Gastric acid is important for the absorption of iron. However, long-term treatment, up to 12.5 years, with proton pump inhibitors (such as esomeprazole (Nexium®), lansoprazole (Prevacid®), omeprazole (Prilosec®), rabeprazole (Aciphex®), pantoprazole (Protonix®, Pantoloc®) has not been associated with iron depletion or anemia in people with normal iron stores. Maintaining adequate dietary iron intake is recommended.
Concomitant use can decrease absorption of tetracycline antibiotics by 50% to 90%. Patients should be advised to take tetracyclines at least two hours before or after iron-containing supplements. Some of these drugs include doxycycline (Vibramycin®), minocycline (Minocin®), tetracycline (Achromycin®), and others.
Acacia forms an insoluble gel with ferric iron. Clinical significance is unknown.
Calcium supplements have been shown to inhibit absorption of iron supplements when taken with food. However, in people with adequate iron stores, this does not appear to be clinically significant. If at risk for iron deficiency, it is recommended to take calcium supplements at bedtime, instead of with meals, to avoid inhibiting dietary iron absorption.
Copper metabolism may be altered by iron supplements, but the clinical importance of this observation is unknown.
Citric, malic, tartaric, and lactic acids have some enhancing effects on nonheme iron absorption.
Phytic acid is present in legumes, grains, and rice and is an inhibitor of nonheme iron absorption. Small amounts of phytic acid can reduce nonheme iron absorption by 50%. The absorption of iron from legumes, such as soybeans, black beans, lentils, mung beans, and split peas, has been shown to be as low as 2%.
Polyphenols, found in some fruits, vegetables, coffee, tea, wines, and spices, can markedly inhibit the absorption of nonheme iron. This effect is reduced by the presence of vitamin C.
Riboflavin (vitamin B2) supplements may improve the hematological response to iron supplements in some people with anemia.
Based on preliminary data, iron may decrease selenium levels.
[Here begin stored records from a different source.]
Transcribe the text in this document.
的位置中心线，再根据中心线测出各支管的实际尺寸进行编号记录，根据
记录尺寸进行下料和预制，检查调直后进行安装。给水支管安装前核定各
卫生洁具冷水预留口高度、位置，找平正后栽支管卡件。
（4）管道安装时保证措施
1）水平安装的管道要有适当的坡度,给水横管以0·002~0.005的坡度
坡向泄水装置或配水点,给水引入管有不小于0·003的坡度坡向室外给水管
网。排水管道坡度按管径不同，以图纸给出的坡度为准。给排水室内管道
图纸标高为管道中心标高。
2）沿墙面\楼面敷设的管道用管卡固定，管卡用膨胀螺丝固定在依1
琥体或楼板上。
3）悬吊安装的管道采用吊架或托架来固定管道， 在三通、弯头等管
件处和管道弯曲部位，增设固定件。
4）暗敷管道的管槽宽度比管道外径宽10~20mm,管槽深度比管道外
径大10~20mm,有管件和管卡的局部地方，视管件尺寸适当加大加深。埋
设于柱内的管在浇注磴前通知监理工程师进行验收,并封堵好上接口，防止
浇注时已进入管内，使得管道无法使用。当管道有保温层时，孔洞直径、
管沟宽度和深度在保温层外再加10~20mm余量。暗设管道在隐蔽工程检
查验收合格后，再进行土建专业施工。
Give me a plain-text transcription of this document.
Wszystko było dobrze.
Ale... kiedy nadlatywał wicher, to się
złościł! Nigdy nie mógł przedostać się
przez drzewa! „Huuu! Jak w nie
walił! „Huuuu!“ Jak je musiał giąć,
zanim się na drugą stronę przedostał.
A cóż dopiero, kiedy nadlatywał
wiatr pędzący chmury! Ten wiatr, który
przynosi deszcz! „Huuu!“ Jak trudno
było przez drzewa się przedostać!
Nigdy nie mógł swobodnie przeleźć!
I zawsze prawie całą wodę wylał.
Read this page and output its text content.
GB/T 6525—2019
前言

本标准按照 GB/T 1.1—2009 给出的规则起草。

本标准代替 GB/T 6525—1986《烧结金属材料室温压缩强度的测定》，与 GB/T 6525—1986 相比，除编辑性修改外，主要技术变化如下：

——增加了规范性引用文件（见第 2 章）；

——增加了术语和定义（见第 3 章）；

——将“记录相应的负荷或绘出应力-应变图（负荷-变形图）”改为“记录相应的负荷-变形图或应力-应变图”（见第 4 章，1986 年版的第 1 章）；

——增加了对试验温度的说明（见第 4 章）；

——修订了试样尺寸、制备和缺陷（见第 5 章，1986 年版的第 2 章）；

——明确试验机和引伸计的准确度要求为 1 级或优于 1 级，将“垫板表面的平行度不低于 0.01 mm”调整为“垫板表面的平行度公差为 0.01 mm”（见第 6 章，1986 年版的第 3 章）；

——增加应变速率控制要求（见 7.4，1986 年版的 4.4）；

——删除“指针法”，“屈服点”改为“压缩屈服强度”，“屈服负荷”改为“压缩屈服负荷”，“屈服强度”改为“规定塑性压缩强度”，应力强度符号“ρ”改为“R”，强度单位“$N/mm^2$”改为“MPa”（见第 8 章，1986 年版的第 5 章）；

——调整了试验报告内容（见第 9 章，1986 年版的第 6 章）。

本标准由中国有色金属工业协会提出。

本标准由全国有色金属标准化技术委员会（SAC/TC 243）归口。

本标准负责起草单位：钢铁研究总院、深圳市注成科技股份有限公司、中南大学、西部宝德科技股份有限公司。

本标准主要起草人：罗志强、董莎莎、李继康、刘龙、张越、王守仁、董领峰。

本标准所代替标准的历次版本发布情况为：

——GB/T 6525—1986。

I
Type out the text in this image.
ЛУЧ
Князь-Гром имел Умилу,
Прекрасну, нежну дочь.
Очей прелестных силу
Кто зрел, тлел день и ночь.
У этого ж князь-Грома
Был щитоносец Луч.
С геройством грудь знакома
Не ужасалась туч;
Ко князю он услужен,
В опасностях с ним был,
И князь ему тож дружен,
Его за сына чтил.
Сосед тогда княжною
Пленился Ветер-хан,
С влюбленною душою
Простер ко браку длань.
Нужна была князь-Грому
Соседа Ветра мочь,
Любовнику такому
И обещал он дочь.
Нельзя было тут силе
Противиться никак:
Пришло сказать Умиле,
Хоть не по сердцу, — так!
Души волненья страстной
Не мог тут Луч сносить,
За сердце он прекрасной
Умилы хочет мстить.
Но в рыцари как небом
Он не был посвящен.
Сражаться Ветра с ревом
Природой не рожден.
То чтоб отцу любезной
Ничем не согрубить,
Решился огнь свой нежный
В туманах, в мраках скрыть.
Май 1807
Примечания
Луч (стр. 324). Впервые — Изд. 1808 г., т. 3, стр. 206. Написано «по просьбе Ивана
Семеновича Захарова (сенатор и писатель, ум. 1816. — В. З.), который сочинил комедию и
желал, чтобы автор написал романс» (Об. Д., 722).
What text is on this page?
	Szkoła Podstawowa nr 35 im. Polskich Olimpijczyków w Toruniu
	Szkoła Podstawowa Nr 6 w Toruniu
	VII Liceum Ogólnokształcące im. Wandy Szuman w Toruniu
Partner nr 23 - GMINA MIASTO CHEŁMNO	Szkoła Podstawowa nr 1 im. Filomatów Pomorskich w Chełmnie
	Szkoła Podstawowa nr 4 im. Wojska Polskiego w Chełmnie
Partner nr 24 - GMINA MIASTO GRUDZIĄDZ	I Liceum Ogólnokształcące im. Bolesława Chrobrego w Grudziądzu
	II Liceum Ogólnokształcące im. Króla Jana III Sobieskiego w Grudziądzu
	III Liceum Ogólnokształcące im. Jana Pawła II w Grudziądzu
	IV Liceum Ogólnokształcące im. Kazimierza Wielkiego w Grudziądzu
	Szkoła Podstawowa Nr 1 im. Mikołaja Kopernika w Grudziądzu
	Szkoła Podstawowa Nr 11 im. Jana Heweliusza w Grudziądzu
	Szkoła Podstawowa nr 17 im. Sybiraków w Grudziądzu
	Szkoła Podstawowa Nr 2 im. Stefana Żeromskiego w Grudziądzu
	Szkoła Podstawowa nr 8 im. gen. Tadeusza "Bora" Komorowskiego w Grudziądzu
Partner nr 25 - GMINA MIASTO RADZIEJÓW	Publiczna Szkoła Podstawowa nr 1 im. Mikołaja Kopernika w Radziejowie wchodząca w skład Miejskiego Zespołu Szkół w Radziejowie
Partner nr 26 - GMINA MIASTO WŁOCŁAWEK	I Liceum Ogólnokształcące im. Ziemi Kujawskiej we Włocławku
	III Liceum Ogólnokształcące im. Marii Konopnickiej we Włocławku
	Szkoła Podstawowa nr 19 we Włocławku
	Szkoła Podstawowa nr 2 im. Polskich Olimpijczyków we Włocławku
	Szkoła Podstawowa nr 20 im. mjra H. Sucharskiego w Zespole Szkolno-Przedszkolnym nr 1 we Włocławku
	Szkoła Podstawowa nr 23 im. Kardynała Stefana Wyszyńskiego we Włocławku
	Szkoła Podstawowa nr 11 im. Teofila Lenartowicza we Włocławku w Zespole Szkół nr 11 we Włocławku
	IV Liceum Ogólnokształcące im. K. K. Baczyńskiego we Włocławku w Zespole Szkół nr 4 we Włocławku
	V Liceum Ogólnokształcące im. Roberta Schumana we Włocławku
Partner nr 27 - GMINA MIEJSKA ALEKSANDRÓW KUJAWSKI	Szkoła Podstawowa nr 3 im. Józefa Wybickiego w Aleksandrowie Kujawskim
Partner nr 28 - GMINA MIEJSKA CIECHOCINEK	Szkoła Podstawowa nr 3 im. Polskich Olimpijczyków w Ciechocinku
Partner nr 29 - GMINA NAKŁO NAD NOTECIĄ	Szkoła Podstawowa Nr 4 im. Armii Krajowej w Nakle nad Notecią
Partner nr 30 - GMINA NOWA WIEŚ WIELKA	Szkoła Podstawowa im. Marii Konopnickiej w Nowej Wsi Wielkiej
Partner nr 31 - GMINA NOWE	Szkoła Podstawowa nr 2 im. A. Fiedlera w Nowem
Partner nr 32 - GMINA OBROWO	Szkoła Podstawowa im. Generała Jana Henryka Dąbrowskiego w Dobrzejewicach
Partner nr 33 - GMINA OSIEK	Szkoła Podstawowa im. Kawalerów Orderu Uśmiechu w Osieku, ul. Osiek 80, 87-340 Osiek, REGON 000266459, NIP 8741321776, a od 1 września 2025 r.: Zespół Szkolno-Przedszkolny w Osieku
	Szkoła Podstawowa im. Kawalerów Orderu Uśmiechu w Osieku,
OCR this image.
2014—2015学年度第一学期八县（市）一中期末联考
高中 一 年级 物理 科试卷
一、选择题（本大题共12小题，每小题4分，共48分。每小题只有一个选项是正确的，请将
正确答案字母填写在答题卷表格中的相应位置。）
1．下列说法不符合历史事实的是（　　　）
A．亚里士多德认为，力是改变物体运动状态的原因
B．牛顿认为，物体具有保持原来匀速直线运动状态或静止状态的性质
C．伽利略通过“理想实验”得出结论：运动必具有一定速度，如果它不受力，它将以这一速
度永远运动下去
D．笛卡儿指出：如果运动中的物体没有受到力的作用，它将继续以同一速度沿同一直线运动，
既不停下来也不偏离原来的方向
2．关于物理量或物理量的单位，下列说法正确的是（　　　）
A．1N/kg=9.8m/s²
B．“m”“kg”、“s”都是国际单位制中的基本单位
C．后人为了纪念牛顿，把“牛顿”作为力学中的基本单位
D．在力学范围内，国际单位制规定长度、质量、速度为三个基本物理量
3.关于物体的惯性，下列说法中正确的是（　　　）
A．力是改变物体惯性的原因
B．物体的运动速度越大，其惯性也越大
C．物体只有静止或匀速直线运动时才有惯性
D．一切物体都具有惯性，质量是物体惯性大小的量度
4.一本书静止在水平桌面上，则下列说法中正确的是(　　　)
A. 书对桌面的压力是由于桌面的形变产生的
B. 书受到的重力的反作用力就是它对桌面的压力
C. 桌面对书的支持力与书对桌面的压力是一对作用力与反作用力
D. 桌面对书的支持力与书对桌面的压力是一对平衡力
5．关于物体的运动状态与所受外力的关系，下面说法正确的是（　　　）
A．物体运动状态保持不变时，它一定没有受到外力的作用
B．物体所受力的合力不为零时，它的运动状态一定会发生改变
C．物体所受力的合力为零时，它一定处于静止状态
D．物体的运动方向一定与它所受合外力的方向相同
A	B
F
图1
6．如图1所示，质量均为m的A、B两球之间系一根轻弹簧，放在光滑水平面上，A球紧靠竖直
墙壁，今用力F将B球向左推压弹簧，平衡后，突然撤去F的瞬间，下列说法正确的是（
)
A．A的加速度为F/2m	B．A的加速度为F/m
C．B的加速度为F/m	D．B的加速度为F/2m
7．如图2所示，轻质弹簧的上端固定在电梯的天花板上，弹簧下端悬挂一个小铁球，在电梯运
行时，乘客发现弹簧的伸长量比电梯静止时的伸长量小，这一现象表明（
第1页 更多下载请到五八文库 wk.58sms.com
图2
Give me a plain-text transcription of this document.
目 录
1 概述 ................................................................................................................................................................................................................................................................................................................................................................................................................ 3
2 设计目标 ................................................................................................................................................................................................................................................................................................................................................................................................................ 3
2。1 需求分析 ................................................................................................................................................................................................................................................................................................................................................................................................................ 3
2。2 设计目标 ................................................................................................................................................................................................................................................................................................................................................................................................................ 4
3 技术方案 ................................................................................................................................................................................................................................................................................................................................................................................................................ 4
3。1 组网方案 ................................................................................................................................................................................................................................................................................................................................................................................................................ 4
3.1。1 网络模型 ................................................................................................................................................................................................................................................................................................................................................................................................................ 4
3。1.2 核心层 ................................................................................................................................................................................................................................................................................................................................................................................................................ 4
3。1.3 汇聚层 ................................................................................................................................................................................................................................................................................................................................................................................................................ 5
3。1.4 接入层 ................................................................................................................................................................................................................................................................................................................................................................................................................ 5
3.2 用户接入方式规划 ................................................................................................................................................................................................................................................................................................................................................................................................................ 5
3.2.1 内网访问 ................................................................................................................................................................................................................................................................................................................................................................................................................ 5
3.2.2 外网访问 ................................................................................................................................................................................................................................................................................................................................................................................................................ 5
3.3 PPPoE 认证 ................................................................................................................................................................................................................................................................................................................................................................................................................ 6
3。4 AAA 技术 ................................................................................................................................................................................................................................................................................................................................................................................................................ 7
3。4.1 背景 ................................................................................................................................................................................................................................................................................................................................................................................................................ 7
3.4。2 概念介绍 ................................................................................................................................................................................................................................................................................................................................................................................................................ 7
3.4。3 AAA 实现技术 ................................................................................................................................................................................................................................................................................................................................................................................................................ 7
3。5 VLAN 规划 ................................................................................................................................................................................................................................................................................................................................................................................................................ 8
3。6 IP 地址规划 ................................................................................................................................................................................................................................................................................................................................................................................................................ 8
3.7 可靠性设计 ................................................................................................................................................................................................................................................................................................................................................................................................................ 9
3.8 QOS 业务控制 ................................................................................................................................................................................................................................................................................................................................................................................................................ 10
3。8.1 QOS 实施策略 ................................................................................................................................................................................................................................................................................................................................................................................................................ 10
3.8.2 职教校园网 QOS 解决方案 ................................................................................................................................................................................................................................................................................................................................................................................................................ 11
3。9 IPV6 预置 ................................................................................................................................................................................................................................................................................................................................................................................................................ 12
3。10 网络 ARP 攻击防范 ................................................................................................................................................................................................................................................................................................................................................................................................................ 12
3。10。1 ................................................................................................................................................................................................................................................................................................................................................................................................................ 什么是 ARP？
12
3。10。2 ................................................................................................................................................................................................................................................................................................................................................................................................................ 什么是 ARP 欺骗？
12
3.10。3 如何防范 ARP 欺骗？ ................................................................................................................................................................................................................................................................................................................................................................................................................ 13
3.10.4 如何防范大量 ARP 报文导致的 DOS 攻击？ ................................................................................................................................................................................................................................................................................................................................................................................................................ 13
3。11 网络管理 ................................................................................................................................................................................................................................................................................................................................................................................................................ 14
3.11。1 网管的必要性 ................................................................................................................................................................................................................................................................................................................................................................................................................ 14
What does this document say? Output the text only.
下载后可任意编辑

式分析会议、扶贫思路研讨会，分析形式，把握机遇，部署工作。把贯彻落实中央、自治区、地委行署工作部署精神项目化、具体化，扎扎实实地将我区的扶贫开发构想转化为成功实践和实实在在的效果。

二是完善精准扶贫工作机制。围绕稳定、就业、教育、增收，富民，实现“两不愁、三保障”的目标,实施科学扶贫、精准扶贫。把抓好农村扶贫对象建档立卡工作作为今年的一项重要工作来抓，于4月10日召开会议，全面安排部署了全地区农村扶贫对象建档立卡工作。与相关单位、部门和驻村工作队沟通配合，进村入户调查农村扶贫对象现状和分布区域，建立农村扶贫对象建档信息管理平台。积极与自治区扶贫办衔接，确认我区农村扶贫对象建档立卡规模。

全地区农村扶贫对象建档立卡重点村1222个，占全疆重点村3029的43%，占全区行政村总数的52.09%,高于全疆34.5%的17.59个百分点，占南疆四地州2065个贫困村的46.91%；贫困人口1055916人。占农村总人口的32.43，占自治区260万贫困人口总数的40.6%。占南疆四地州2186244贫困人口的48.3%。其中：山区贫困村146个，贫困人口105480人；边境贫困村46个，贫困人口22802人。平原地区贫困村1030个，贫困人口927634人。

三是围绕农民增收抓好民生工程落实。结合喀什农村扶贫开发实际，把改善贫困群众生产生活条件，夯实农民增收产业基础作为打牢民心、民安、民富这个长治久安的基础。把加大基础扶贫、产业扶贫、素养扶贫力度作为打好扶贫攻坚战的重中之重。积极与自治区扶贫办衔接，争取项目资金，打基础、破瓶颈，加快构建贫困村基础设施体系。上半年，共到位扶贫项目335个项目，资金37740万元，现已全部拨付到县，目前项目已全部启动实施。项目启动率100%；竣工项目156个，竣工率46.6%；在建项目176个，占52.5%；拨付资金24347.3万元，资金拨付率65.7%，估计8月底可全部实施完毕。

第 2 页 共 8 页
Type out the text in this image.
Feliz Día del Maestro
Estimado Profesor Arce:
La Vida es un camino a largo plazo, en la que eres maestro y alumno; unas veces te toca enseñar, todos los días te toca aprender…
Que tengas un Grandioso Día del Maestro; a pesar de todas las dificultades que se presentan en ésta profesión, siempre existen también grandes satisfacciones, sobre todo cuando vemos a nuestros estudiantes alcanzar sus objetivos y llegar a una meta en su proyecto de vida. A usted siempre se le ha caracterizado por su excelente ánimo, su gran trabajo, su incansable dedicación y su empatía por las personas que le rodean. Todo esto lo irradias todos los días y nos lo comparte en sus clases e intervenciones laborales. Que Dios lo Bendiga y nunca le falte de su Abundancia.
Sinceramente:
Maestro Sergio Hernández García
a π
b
Further research is needed to confirm these results.
Soy protein reduces absorption of dietary non-heme (plant-derived) iron, probably due to binding of iron by phytate and calcium present in soy. Fermented soy products seem to inhibit of iron absorption less.
Vitamin A appears to be involved in mobilizing iron from tissue stores for delivery to developing red blood cells in the bone marrow. Vitamin A may also be involved in the differentiation and proliferation of blood stem cells in the bone marrow, and in the synthesis of erythropoietin. Preliminary evidence also suggests that vitamin A and beta-carotene may enhance non-heme iron absorption from iron-fortified wheat and corn flour, and rice. It is unlikely that vitamin A supplements would have significant effects on iron status in people without vitamin A deficiency.
The amount of vitamin C in the diet is a factor in dietary iron absorption and iron status. Vitamin C can counteract the effects of substances, which inhibit iron absorption. Supplemental or dietary vitamin C improves absorption of supplemental or dietary non-heme (plant-derived) iron ingested at the same time. Taking a vitamin C supplement to improve absorption of dietary or supplemental iron probably is not necessary for most people, especially if their diet contains adequate amounts of vitamin C.
Use of oral iron preparations in premature infants with low serum vitamin E levels may cause hemolysis and hemolytic anemia. Vitamin E deficiency should be corrected before administering supplemental iron.
Iron may decrease zinc absorption but there does not seem to be a clinically significant interaction between dietary iron and zinc, or between supplemental iron and zinc dietary sources.